As the weather heats up, dog owners and their pets will be headed outside to the beaches and the mountains, to backyard bbqs and family camping trips. We want you and your pet to safely enjoy the “dog days of summer” for years to come, so here are a few common summertime health risks for dog owners to look out for.
- Heatstroke and dehydration
Just like people, dogs can quickly get sick from too much fun in the sun. Always make sure your dog has access to clean, cool water, as well as a shady place to cool down if they are outside. It’s important to know and watch for the signs of heat stroke and dehydration in dogs: lethargy, decreased urination, refusal to eat, vomiting, dry gums and nose, excessive panting, and disorientation or confusion. If your pet displays any of these symptoms after spending time in the heat, there are several immediate steps you should take. First, move him to a shaded area and cool him down using a hose or cool bath; always use cool water, as cold water can constrict the blood vessels and make overheating worse. You can also offer him small amounts of cool water to drink. Once your dog has cooled down, wrap him in dry towels or a blanket to keep him from getting cold, and bring him to your vet right away to have his temperature monitored.
- Ticks and mosquitos
All kinds of pests can plague your dog during the summer months, but ticks and mosquitos pose the biggest risks. Ticks spread a number of diseases in both animals and humans, while mosquitos are carriers for heartworm, which poses an especially big threat to puppies and dogs with lowered immune systems. The best way to prevent tick- and mosquito-borne illnesses in dogs is to regularly administer preventative tick and heartworm medication – either monthly topical ointments applied to your dog’s skin or monthly oral medications.
According to national statistics, more dogs go missing around the Fourth of July than at any other time of year. The culprit? Loud fireworks that can scare your pet and send him running for cover – often away from home. There are some things you can do to help keep your dog calm and safe during fireworks season. Make sure your dog gets plenty of exercise earlier in the day, before dusk falls and the show begins. Provide a safe spot, like a crate or other small enclosed area for your dog to retreat to while the fireworks are booming. Double-check all escape routes – doors, windows, doggie doors, etc. – and make sure your dog is wearing a proper ID tag at all times.
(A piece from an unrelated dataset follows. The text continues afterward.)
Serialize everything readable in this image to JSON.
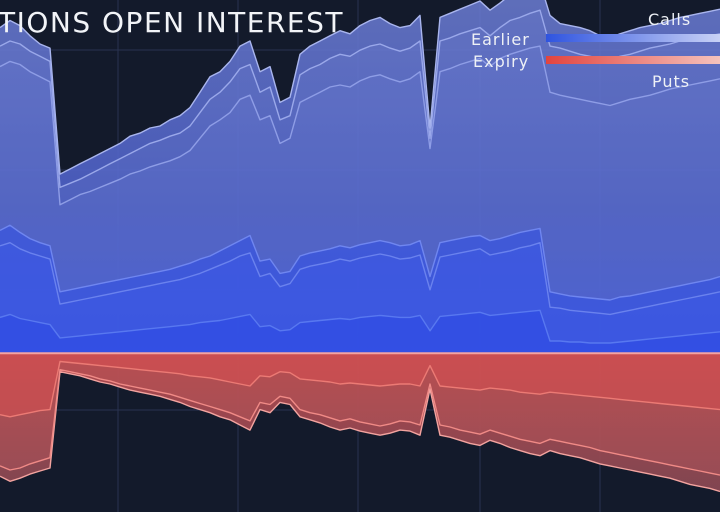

This is one people often don’t think about – but dogs CAN get sunburned, too! Sunburns are common on dogs’ bellies, noses, and ears, and dogs with white or blonde coats or with thinner coats are particularly susceptible to painful burns. Your first line of defense is to keep your dog in the shade as much as possible. Sunscreen for your dog is also a good option, but make sure it is dog-friendly – zinc oxide, the major ingredient in most human sunscreens, is toxic to dogs. There are several options for pooch-friendly sun block out there, but the FDA has currently only approved one line of dog sunscreen. If your dog does get a sunburn, you’ll likely notice red skin that is tender to the touch; you may also notice your dog scratching or licking tender spots. An oatmeal bath in lukewarm water or a slathering of aloe vera gel can help relieve your dog’s discomfort, but if you suspect the burn is more severe, go to your vet.
- Popular summertime foods
Your dog probably loves all of the attention he receives at family bbqs, but too much “people food” can have some unpleasant side effects. Barbecue sauce and ice cream can both cause diarrhea, vomiting, and gastrointestinal pain in dogs; corn on the cob can also upset a dog’s stomach, as well as posing a choking hazard. Stone fruits such as peaches, nectarines, and plums can also be a choking hazard, as can kebabs and other foods on toothpicks or skewers. If you do want to give your dog a special summertime treat, try doggie ice cream – either a commercial variety or some natural plain yogurt mixed with bananas or peanut butter and then frozen!
Owners are usually very in tune with their pet’s health. If you think something just isn’t right, go with your instincts and call your vet.